Ogólnie przycisk działa prawidłowo, jednak mam uczucie, że ta warstwa górna ma luz a dodatkowo co jakiś czas słychać przy dotykaniu (jeszcze nie wciskaniu) takie cykanie.
Ta wada nie występuje cały czas więc ciężka do zdiagnozowania.
Więc zgłosiłem się z tym telefonem do autoryzowanego dilera w swoim mieście, gdzie sprzedawca stwierdził "faktycznie coś z tym jest nie tak jak trzeba".
Po niespełna dwóch tygodniach telefon odebrałem z opisem z serwisu "Wyczyszczono przycisk Home. Przycisk działa prawidłowo".

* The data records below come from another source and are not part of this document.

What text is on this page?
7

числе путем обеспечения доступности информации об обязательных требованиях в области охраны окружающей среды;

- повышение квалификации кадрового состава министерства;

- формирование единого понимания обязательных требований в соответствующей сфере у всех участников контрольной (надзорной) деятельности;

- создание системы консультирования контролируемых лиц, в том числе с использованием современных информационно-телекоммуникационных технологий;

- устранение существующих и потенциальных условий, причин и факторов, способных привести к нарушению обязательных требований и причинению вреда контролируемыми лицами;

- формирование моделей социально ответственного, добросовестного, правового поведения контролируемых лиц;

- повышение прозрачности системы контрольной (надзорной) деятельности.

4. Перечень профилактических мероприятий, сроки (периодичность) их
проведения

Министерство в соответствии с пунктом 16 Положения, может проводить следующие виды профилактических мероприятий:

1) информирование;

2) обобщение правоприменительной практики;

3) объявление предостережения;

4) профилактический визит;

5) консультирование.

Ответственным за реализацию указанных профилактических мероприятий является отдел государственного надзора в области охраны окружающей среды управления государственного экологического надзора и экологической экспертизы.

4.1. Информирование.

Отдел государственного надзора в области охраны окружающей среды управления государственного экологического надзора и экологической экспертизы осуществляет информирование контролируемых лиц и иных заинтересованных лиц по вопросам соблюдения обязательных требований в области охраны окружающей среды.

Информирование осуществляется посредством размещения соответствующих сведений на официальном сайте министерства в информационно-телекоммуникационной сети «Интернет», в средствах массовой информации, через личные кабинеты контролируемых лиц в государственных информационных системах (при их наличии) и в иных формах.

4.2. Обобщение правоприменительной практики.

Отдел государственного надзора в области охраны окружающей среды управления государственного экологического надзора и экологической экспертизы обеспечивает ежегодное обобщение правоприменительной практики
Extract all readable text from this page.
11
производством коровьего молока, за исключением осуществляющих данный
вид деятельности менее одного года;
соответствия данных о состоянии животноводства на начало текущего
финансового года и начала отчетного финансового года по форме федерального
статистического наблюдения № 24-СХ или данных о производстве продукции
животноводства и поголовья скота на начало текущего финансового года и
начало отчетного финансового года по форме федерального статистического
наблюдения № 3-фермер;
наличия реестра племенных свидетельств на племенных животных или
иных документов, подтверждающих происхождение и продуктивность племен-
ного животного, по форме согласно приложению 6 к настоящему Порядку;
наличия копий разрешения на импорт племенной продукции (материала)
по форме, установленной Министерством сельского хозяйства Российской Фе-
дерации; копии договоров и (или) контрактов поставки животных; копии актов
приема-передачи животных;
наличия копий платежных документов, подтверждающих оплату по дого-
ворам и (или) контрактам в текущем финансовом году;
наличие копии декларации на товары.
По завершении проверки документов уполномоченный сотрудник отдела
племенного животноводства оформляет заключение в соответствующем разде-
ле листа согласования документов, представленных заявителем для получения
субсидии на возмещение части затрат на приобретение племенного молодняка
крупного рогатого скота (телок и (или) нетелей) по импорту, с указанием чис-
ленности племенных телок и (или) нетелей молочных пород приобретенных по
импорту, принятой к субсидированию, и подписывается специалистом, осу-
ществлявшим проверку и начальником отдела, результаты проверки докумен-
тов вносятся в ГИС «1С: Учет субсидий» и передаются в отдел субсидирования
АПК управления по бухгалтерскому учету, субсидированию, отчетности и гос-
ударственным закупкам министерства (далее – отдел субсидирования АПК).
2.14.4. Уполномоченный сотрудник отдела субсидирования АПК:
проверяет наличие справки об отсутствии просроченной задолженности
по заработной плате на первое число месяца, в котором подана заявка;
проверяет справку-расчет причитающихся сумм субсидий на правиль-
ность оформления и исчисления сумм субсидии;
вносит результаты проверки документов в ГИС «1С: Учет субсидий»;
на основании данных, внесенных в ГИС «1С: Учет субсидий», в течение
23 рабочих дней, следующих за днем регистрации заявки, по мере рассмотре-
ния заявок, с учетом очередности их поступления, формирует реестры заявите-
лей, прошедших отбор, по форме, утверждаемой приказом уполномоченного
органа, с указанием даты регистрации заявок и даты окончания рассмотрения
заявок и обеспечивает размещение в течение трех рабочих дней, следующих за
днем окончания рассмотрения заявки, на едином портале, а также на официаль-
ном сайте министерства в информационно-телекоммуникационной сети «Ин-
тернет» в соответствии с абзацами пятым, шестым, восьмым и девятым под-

Jednak zanim zdążyłem przywrócić kopię zapasową ponownie usłyszałem te cykanie, więc od razu ponownie wróciłem do salonu.
Po kilkunastu wciśnięciach przycisku touch Id ponownie można było usłyszeć te cykanie, więc sprzedawca ponownie odesłał iPhona do serwisu.
Telefon wrócił po ponad dwóch tygodniach z wymienionym wyświetlaczem (więc wrócił bez szkła, które miałem naklejone od początku).
Po dwóch dniach gdzie wydawało się, że już jest wszystko w porządku nakleiłem nowe szkło (wyjeżdżałem na urlop więc chciałem się zabezpieczyć przed uszkodzeniem).
Jednak niestety problem powrócił po niespełna tygodniu

Zgłosiłem ten problem telefonicznie do serwisu Apple'a. Konsultant poprosił o nagranie filmu z tym cykaniem i przesłanie go - co też zrobiłem.
Jestem jednak trochę taką sytuacją załamany. Pierwsze szkło za 150 zł poszło do wyrzucenia, drugie naklejone za 120 zł a problem z przyciskiem dalej istnieje.
Telefon kupiłem poprzez stronę Apple. Jak czytałem kiedyś gwarancję Samsunga - przy 3 zgłoszeniach tej samej wady mają obowiązek wymienić telefon na nowy.
Czy w przypadku iPhona sprawa wygląda tak samo? Jakie prawa mi przysługują? Będę wdzięczny za pomoc.